Many financial planners are now recommending reverse mortgages, as they have finally begun to recognize the strategic uses of home equity as a retirement planning tool. Sadly, however, many will consider the product only once their other retirement funds are depleted. This “last resort” tactic has shown to be less than optimal in academic studies by Barry Sacks, Wade Pfau, John Salter, and others. When you begin to understand the dynamics of the federally-insured Home Equity Conversion Mortgage (HECM), you’ll find that waiting often doesn’t make sense.
WAITING SIMPLY DOESN’T PAY
In 2015, I wrote a piece titled Waiting Simply Doesn’t Pay. In the blog, I made the following statement:
“If you only have a basic understanding of Reverse Mortgages, then waiting appears to be the right advice. After all, older borrowers get more money, right? If I wait 5 more years, not only will I be older, but my home will be worth more, and I will have paid down my forward mortgage. These may seem like logical reasons to wait… to the novice.”
I went on to explain the following three reasons why it doesn’t pay to wait:
- Reverse Mortgage proceeds are based on interest rates. When rates go up, new applicants may have access to much less of their home equity.
- Waiting sacrifices compounding line-of-credit (LOC) growth. The LOC growth is maximized by obtaining the reverse mortgage early and letting time do its work.
- There is no guarantee one will qualify in the future. Financial Assessment has made it harder to obtain a reverse mortgage at a time when you are more likely to need it.
What I didn’t explain in my previous blog is that the costs and benefits of waiting are easily quantifiable.
WHAT IS THE INCREMENTAL BENEFIT OF WAITING ONE YEAR?
Even if the HECM program remains unchanged, and expected rates stay low (rounding to 5.0% or lower) in the future, the incremental benefit of the client being one year older, averages less than 1% more in principal.
Consider a 67-year-old homeowner who wishes to wait another year when he or she is 68 years old. As you can see below, waiting one year would yield an increase in the homeowner’s calculated Principal Limit Factor (PLF) of 0.6%.Principal Limit Factors are tables, created by HUD, that determine how much a lender can offer a homeowner at the time the loan closes. In this example, a 67-year-old homeowner with a $200,000 home might have access to $111,200 at the time of closing. All other factors being equal, waiting one year yields this homeowner an increase of 0.6% or $1,200 more in principal.
If the home appreciates by 4% during this time, the homeowner would have access to 56.2% of that appreciation by waiting. Another way to express this is that a “home gain” would be another 2.2% (56.2% of the 4% increase).

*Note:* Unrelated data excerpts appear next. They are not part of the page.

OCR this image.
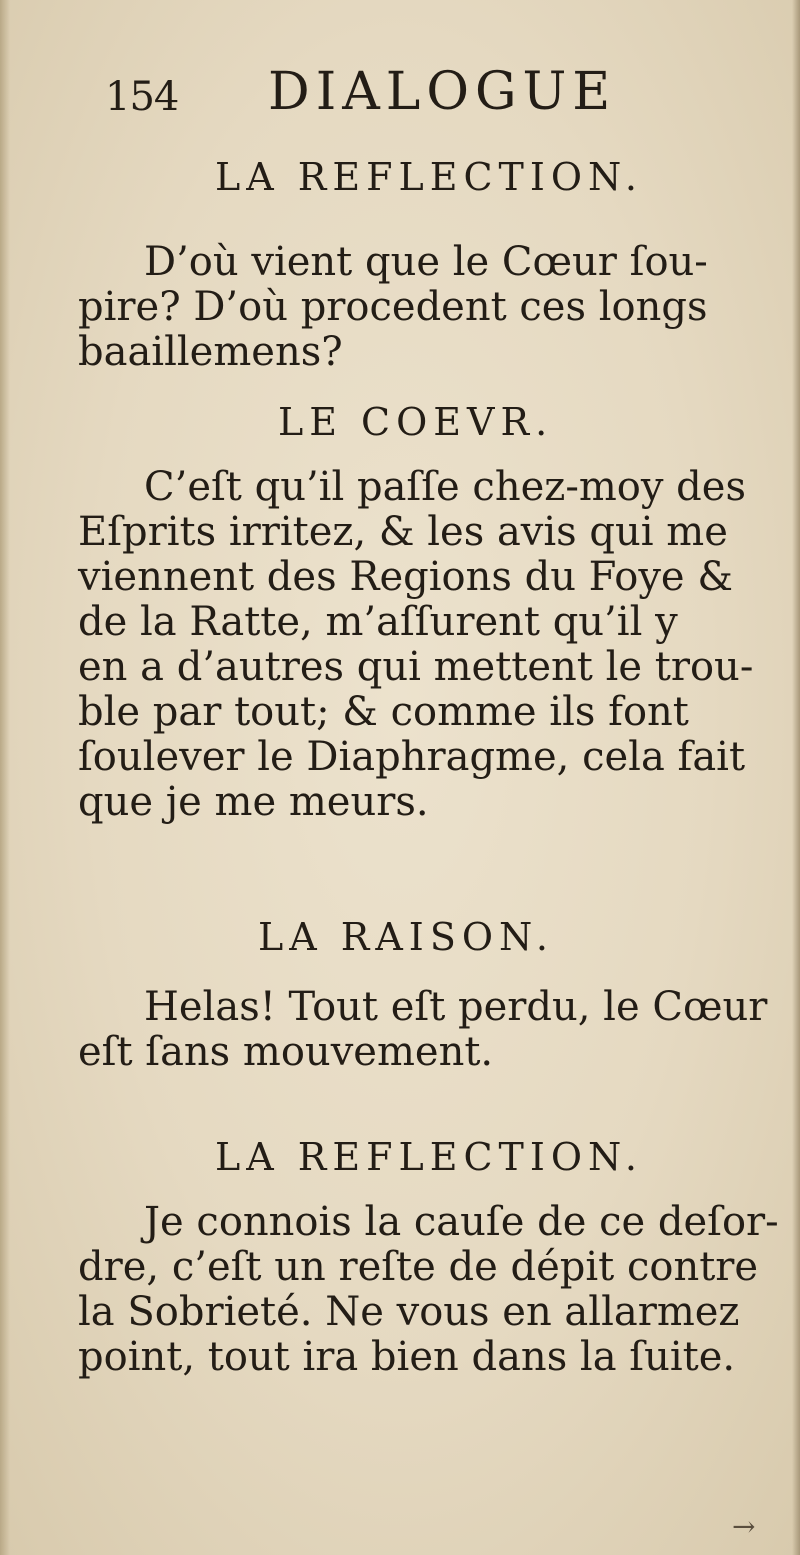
154 DIALOGUE
LA REFLECTION.

D’où vient que le Cœur ſou-
pire? D’où procedent ces longs
baaillemens?

LE COEVR.

C’eſt qu’il paſſe chez-moy des
Eſprits irritez, & les avis qui me
viennent des Regions du Foye &
de la Ratte, m’aſſurent qu’il y
en a d’autres qui mettent le trou-
ble par tout; & comme ils font
ſoulever le Diaphragme, cela fait
que je me meurs.

LA RAISON.

Helas! Tout eſt perdu, le Cœur
eſt ſans mouvement.

LA REFLECTION.

Je connois la cauſe de ce deſor-
dre, c’eſt un reſte de dépit contre
la Sobrieté. Ne vous en allarmez
point, tout ira bien dans la ſuite.

→
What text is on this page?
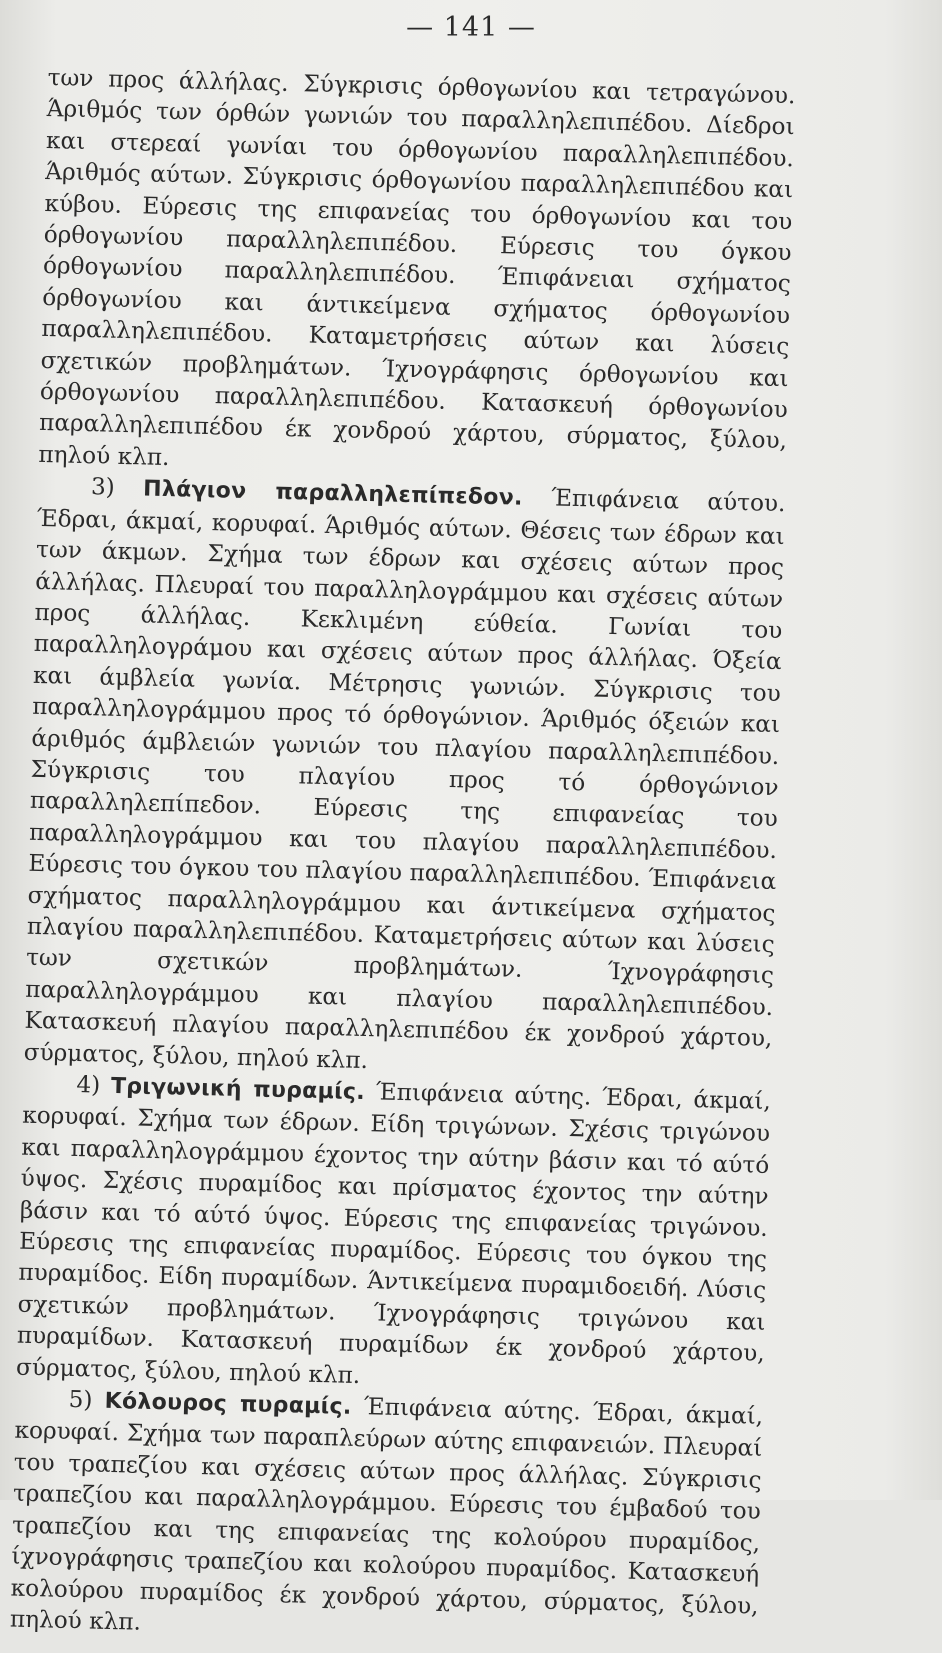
— 141 —

των προς άλλήλας. Σύγκρισις όρθογωνίου και τετραγώνου. Άριθμός των όρθών γωνιών του παραλληλεπιπέδου. Δίεδροι και στερεαί γωνίαι του όρθογωνίου παραλληλεπιπέδου. Άριθμός αύτων. Σύγκρισις όρθογωνίου παραλληλεπιπέδου και κύβου. Εύρεσις της επιφανείας του όρθογωνίου και του όρθογωνίου παραλληλεπιπέδου. Εύρεσις του όγκου όρθογωνίου παραλληλεπιπέδου. Έπιφάνειαι σχήματος όρθογωνίου και άντικείμενα σχήματος όρθογωνίου παραλληλεπιπέδου. Καταμετρήσεις αύτων και λύσεις σχετικών προβλημάτων. Ίχνογράφησις όρθογωνίου και όρθογωνίου παραλληλεπιπέδου. Κατασκευή όρθογωνίου παραλληλεπιπέδου έκ χονδρού χάρτου, σύρματος, ξύλου, πηλού κλπ.

3) Πλάγιον παραλληλεπίπεδον. Έπιφάνεια αύτου. Έδραι, άκμαί, κορυφαί. Άριθμός αύτων. Θέσεις των έδρων και των άκμων. Σχήμα των έδρων και σχέσεις αύτων προς άλλήλας. Πλευραί του παραλληλογράμμου και σχέσεις αύτων προς άλλήλας. Κεκλιμένη εύθεία. Γωνίαι του παραλληλογράμου και σχέσεις αύτων προς άλλήλας. Όξεία και άμβλεία γωνία. Μέτρησις γωνιών. Σύγκρισις του παραλληλογράμμου προς τό όρθογώνιον. Άριθμός όξειών και άριθμός άμβλειών γωνιών του πλαγίου παραλληλεπιπέδου. Σύγκρισις του πλαγίου προς τό όρθογώνιον παραλληλεπίπεδον. Εύρεσις της επιφανείας του παραλληλογράμμου και του πλαγίου παραλληλεπιπέδου. Εύρεσις του όγκου του πλαγίου παραλληλεπιπέδου. Έπιφάνεια σχήματος παραλληλογράμμου και άντικείμενα σχήματος πλαγίου παραλληλεπιπέδου. Καταμετρήσεις αύτων και λύσεις των σχετικών προβλημάτων. Ίχνογράφησις παραλληλογράμμου και πλαγίου παραλληλεπιπέδου. Κατασκευή πλαγίου παραλληλεπιπέδου έκ χονδρού χάρτου, σύρματος, ξύλου, πηλού κλπ.

4) Τριγωνική πυραμίς. Έπιφάνεια αύτης. Έδραι, άκμαί, κορυφαί. Σχήμα των έδρων. Είδη τριγώνων. Σχέσις τριγώνου και παραλληλογράμμου έχοντος την αύτην βάσιν και τό αύτό ύψος. Σχέσις πυραμίδος και πρίσματος έχοντος την αύτην βάσιν και τό αύτό ύψος. Εύρεσις της επιφανείας τριγώνου. Εύρεσις της επιφανείας πυραμίδος. Εύρεσις του όγκου της πυραμίδος. Είδη πυραμίδων. Άντικείμενα πυραμιδοειδή. Λύσις σχετικών προβλημάτων. Ίχνογράφησις τριγώνου και πυραμίδων. Κατασκευή πυραμίδων έκ χονδρού χάρτου, σύρματος, ξύλου, πηλού κλπ.

5) Κόλουρος πυραμίς. Έπιφάνεια αύτης. Έδραι, άκμαί, κορυφαί. Σχήμα των παραπλεύρων αύτης επιφανειών. Πλευραί του τραπεζίου και σχέσεις αύτων προς άλλήλας. Σύγκρισις τραπεζίου και παραλληλογράμμου. Εύρεσις του έμβαδού του τραπεζίου και της επιφανείας της κολούρου πυραμίδος, ίχνογράφησις τραπεζίου και κολούρου πυραμίδος. Κατασκευή κολούρου πυραμίδος έκ χονδρού χάρτου, σύρματος, ξύλου, πηλού κλπ.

This net gain of 2.8% is nice, but small when compared to the expected growth in the homeowner’s principal limit if they obtained the HECM at age 67 instead. This is because Principal Limits (for existing clients with adjustable rate HECMs) rise each year by the current interest rate plus 1.25%.
At the time of this publication, a lender margin of 2.75% plus the 1-yr Libor index shows an initial interest rate of 4.522%. When 1.25% is added, the Principal Limit growth for the same borrower during that year would be estimated at 5.772% or $6,418.

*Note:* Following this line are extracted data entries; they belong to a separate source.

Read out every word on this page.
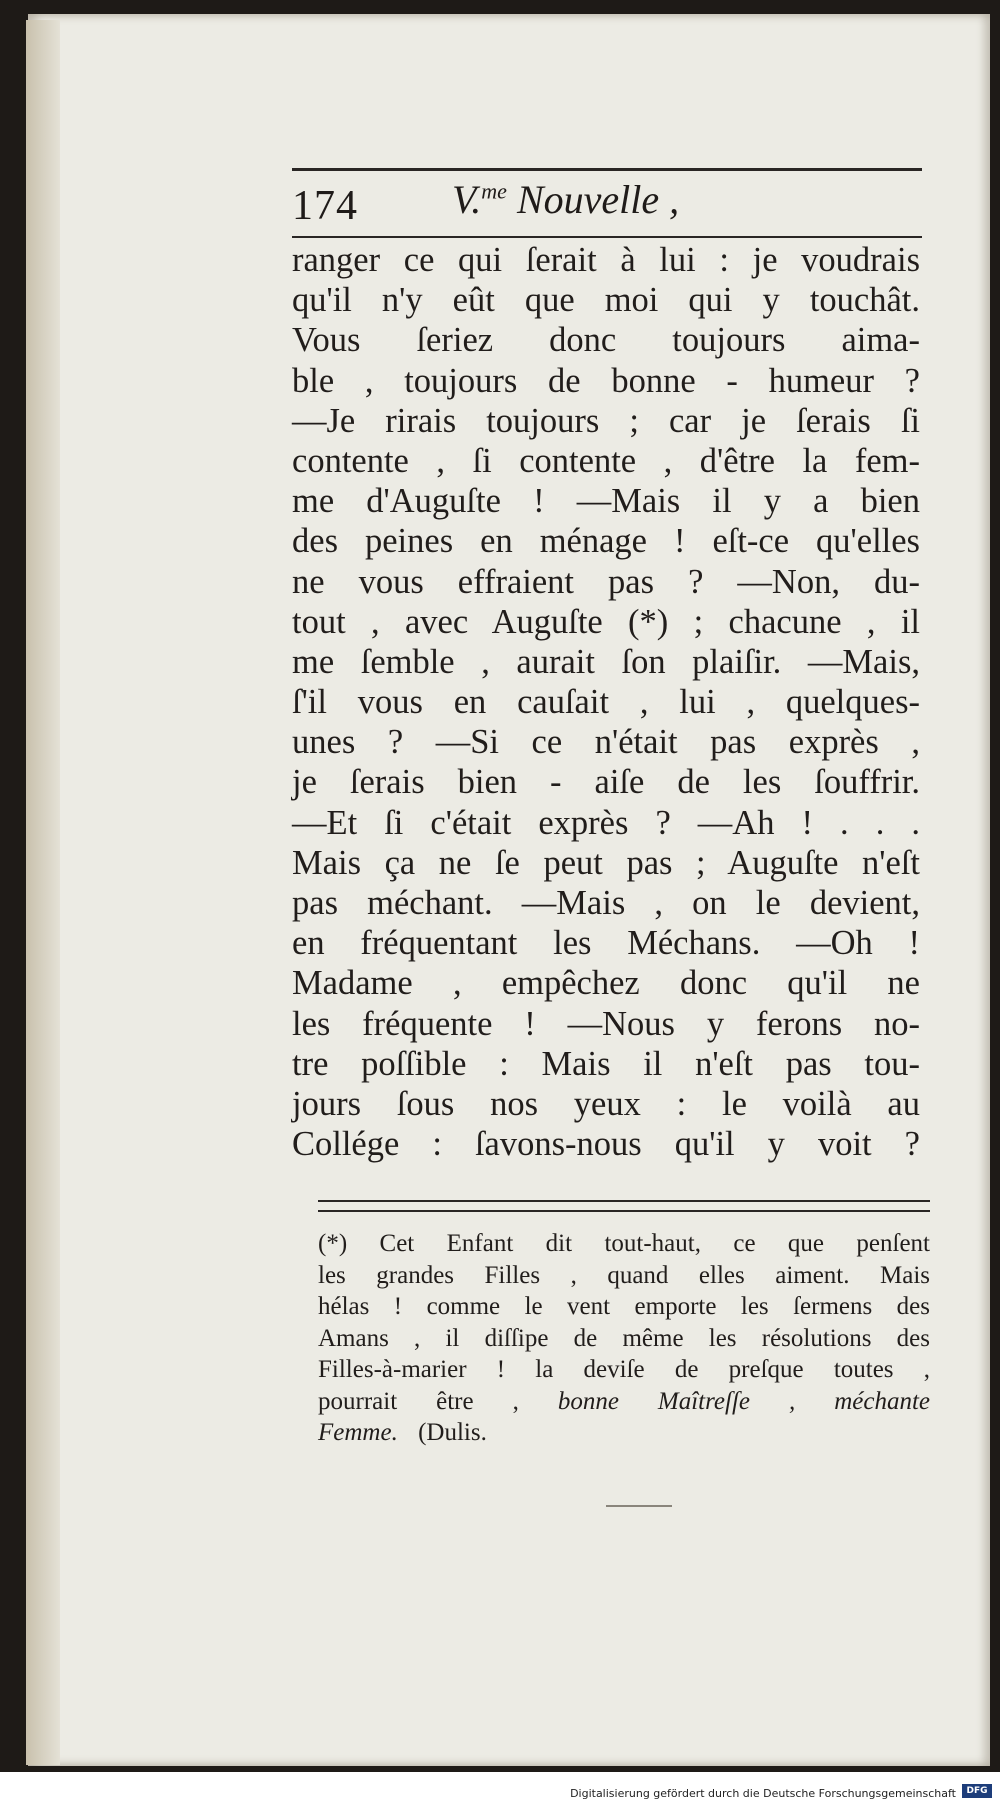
174 V.$^{me}$ Nouvelle ,
ranger ce qui ſerait à lui : je voudrais
qu'il n'y eût que moi qui y touchât.
Vous ſeriez donc toujours aima-
ble , toujours de bonne - humeur ?
—Je rirais toujours ; car je ſerais ſi
contente , ſi contente , d'être la fem-
me d'Auguſte ! —Mais il y a bien
des peines en ménage ! eſt-ce qu'elles
ne vous effraient pas ? —Non, du-
tout , avec Auguſte (*) ; chacune , il
me ſemble , aurait ſon plaiſir. —Mais,
ſ'il vous en cauſait , lui , quelques-
unes ? —Si ce n'était pas exprès ,
je ſerais bien - aiſe de les ſouffrir.
—Et ſi c'était exprès ? —Ah ! . . .
Mais ça ne ſe peut pas ; Auguſte n'eſt
pas méchant. —Mais , on le devient,
en fréquentant les Méchans. —Oh !
Madame , empêchez donc qu'il ne
les fréquente ! —Nous y ferons no-
tre poſſible : Mais il n'eſt pas tou-
jours ſous nos yeux : le voilà au
Collége : ſavons-nous qu'il y voit ?
(*) Cet Enfant dit tout-haut, ce que penſent
les grandes Filles , quand elles aiment. Mais
hélas ! comme le vent emporte les ſermens des
Amans , il diſſipe de même les résolutions des
Filles-à-marier ! la deviſe de preſque toutes ,
pourrait être , bonne Maîtreſſe , méchante
Femme. (Dulis.
Digitalisierung gefördert durch die Deutsche Forschungsgemeinschaft	DFG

Clearly, the PLF increase is small when delayed, and the borrower has lost some of the compounding potential of the product.
WHAT IF INTEREST RATES GO UP?
To determine a homeowner’s initial Principal Limit, we use “Expected Rates”, which is the market’s best estimate of future rates. As long as expected rates round to 5% or less, the borrower will receive the maximum principal limits for their age. In the example above, we established that a borrower at age 67 today can qualify for 55.6% of a home value of $200,000.

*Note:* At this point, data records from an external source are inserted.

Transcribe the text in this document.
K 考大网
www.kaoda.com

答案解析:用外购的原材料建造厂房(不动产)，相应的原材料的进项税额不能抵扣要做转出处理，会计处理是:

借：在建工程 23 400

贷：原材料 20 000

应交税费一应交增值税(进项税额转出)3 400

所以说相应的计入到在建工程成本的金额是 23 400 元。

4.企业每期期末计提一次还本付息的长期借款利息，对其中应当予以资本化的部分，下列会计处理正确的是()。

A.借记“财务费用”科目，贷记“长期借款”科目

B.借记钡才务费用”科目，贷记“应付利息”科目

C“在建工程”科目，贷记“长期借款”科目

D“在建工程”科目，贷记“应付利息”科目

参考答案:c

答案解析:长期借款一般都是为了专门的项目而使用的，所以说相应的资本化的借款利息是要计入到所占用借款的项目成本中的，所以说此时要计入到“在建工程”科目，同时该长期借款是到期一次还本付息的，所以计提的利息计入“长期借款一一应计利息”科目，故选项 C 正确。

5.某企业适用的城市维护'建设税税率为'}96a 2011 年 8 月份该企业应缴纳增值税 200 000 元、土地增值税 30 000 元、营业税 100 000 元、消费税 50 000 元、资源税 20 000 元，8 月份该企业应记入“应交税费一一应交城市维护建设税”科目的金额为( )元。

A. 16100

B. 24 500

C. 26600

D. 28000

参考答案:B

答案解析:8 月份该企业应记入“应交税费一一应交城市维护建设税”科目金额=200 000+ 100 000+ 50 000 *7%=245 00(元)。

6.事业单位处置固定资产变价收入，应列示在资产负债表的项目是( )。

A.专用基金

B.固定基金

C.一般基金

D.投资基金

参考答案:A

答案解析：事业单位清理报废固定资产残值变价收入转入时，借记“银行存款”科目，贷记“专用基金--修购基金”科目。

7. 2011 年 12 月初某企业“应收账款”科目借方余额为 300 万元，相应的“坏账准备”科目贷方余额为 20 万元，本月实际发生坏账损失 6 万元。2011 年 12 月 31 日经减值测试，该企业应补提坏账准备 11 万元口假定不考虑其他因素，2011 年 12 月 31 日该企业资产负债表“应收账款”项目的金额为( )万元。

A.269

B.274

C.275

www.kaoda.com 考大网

However, if long-term rates rise to 6% while waiting, this could yield the homeowner much less in principal.
A 1% increase in expected rates would probably drive the lender margins lower to stay closer to 5%. Otherwise, waiting one year could decrease principal limits from 55.6% to 43.6%. That is a reduction of 12% or –$13,344 in this example.
Incidentally, if the HECM had been secured, any future interest rate increase could be beneficial, if that homeowner holds most of his/her funds in the growing LOC.
While we don’t want to create an unmerited sense of urgency, clients need to be aware that research shows that waiting for a reverse mortgage generally isn’t optimal. NOW may be the best time to obtain one.